If anything is to blame it is the Bluetooth protocol and the fact that it is apparently hard to implement correctly.

estimator7292•1mo ago
Your comment is asseting that all of the world's most populous country is a single monolithic entity that produces crap except for this one thing (that is probably also suspicious because it's Chinese)

You're deflecting blame for your shitty decisions onto a racist strawman.

Buy a good Bluetooth adapter which is actively supported by the Linux kernel. Do 20 minutes of research instead of buying the cheapest thing you can and then spouting racist bullshit to post-hoc justify yourself.

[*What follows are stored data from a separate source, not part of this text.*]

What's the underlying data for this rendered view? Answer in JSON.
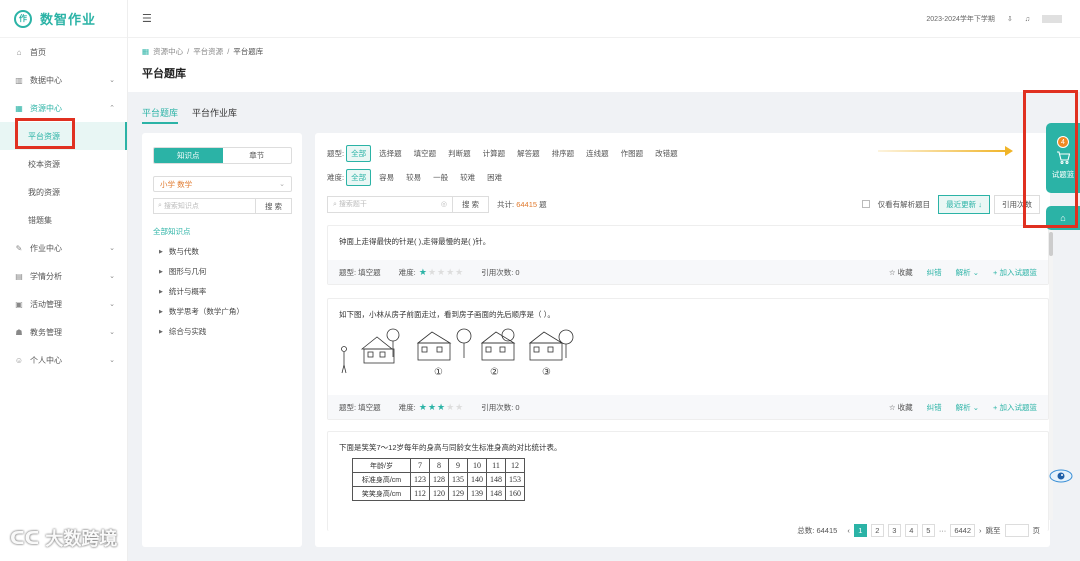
{
  "app": {
    "logo_text": "数智作业",
    "logo_glyph": "作"
  },
  "sidebar": {
    "items": [
      {
        "label": "首页",
        "icon": "⌂"
      },
      {
        "label": "数据中心",
        "icon": "▥",
        "caret": "⌄"
      },
      {
        "label": "资源中心",
        "icon": "▦",
        "caret": "⌃"
      },
      {
        "label": "作业中心",
        "icon": "✎",
        "caret": "⌄"
      },
      {
        "label": "学情分析",
        "icon": "▤",
        "caret": "⌄"
      },
      {
        "label": "活动管理",
        "icon": "▣",
        "caret": "⌄"
      },
      {
        "label": "教务管理",
        "icon": "☗",
        "caret": "⌄"
      },
      {
        "label": "个人中心",
        "icon": "☺",
        "caret": "⌄"
      }
    ],
    "subitems": [
      {
        "label": "平台资源"
      },
      {
        "label": "校本资源"
      },
      {
        "label": "我的资源"
      },
      {
        "label": "错题集"
      }
    ]
  },
  "header": {
    "collapse_icon": "☰",
    "term": "2023-2024学年下学期",
    "download_icon": "⇩",
    "bell_icon": "♫"
  },
  "breadcrumb": {
    "items": [
      "资源中心",
      "平台资源",
      "平台题库"
    ],
    "sep": "/"
  },
  "page_title": "平台题库",
  "main_tabs": [
    {
      "label": "平台题库"
    },
    {
      "label": "平台作业库"
    }
  ],
  "tree": {
    "seg": [
      "知识点",
      "章节"
    ],
    "grade_select": "小学 数学",
    "search_placeholder": "搜索知识点",
    "search_btn": "搜 索",
    "all_label": "全部知识点",
    "nodes": [
      "数与代数",
      "图形与几何",
      "统计与概率",
      "数学思考（数学广角）",
      "综合与实践"
    ]
  },
  "filters": {
    "type_label": "题型:",
    "types": [
      "全部",
      "选择题",
      "填空题",
      "判断题",
      "计算题",
      "解答题",
      "排序题",
      "连线题",
      "作图题",
      "改错题"
    ],
    "diff_label": "难度:",
    "diffs": [
      "全部",
      "容易",
      "较易",
      "一般",
      "较难",
      "困难"
    ]
  },
  "search": {
    "placeholder": "搜索题干",
    "camera_icon": "◎",
    "btn": "搜 索",
    "total_prefix": "共计:",
    "total": "64415",
    "total_suffix": "题",
    "only_analysis": "仅看有解析题目",
    "sort_recent": "最近更新 ↓",
    "sort_cite": "引用次数"
  },
  "questions": [
    {
      "text": "钟面上走得最快的针是(        ),走得最慢的是(        )针。",
      "type_label": "题型: 填空题",
      "diff_label": "难度:",
      "stars": 1,
      "cite": "引用次数: 0"
    },
    {
      "text": "如下图，小林从房子前面走过，看到房子画面的先后顺序是（     ）。",
      "type_label": "题型: 填空题",
      "diff_label": "难度:",
      "stars": 3,
      "cite": "引用次数: 0",
      "circle_labels": [
        "①",
        "②",
        "③"
      ]
    },
    {
      "text": "下面是笑笑7～12岁每年的身高与同龄女生标准身高的对比统计表。",
      "table": {
        "header": [
          "年龄/岁",
          "7",
          "8",
          "9",
          "10",
          "11",
          "12"
        ],
        "row1": [
          "标准身高/cm",
          "123",
          "128",
          "135",
          "140",
          "148",
          "153"
        ],
        "row2": [
          "笑笑身高/cm",
          "112",
          "120",
          "129",
          "139",
          "148",
          "160"
        ]
      }
    }
  ],
  "q_actions": {
    "collect": "☆ 收藏",
    "correct": "纠错",
    "analysis": "解析 ⌄",
    "add": "+ 加入试题篮"
  },
  "pager": {
    "total_label": "总数: 64415",
    "pages": [
      "1",
      "2",
      "3",
      "4",
      "5"
    ],
    "ellipsis": "···",
    "last": "6442",
    "jump": "跳至",
    "page_unit": "页",
    "prev": "‹",
    "next": "›"
  },
  "cart": {
    "count": "4",
    "label": "试题篮",
    "icon": "🛒",
    "home_icon": "⌂"
  },
  "watermark": {
    "text": "大数跨境",
    "mark": "ᑕᑕ"
  },
  "colors": {
    "accent": "#2bb3a6",
    "highlight": "#e03020",
    "arrow": "#f0b428",
    "number": "#e07a2e"
  }
}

If you take a few moments to think about what you're doing, you can get Bluetooth working flawlessly by simply buying the correct adapter. And you don't have to be a racist xenophobe about it.

amelius•1mo ago
You are reading things that aren't there.
artificialLimbs•1mo ago
There was literally nothing racist in this whole sub thread.
hurricanepootis•1mo ago
Make sure you're using pipewire. If your bluetooth headphones require Bluetooth LE, make sure it's enabled in the bluez settings. Also, make sure your bluetooth adapter supports Bluetooth LE.
The_President•1mo ago
Try the TP Link UB500 Plus (UPC 810142823098) - Excellent range; best performance achieved with a few feet of USB extension cable between the dongle and the computer.

However Bluetooth on Linux is indeed currently irritatingly borked when it does decide to not work. The UB500 is plug and play on Linux.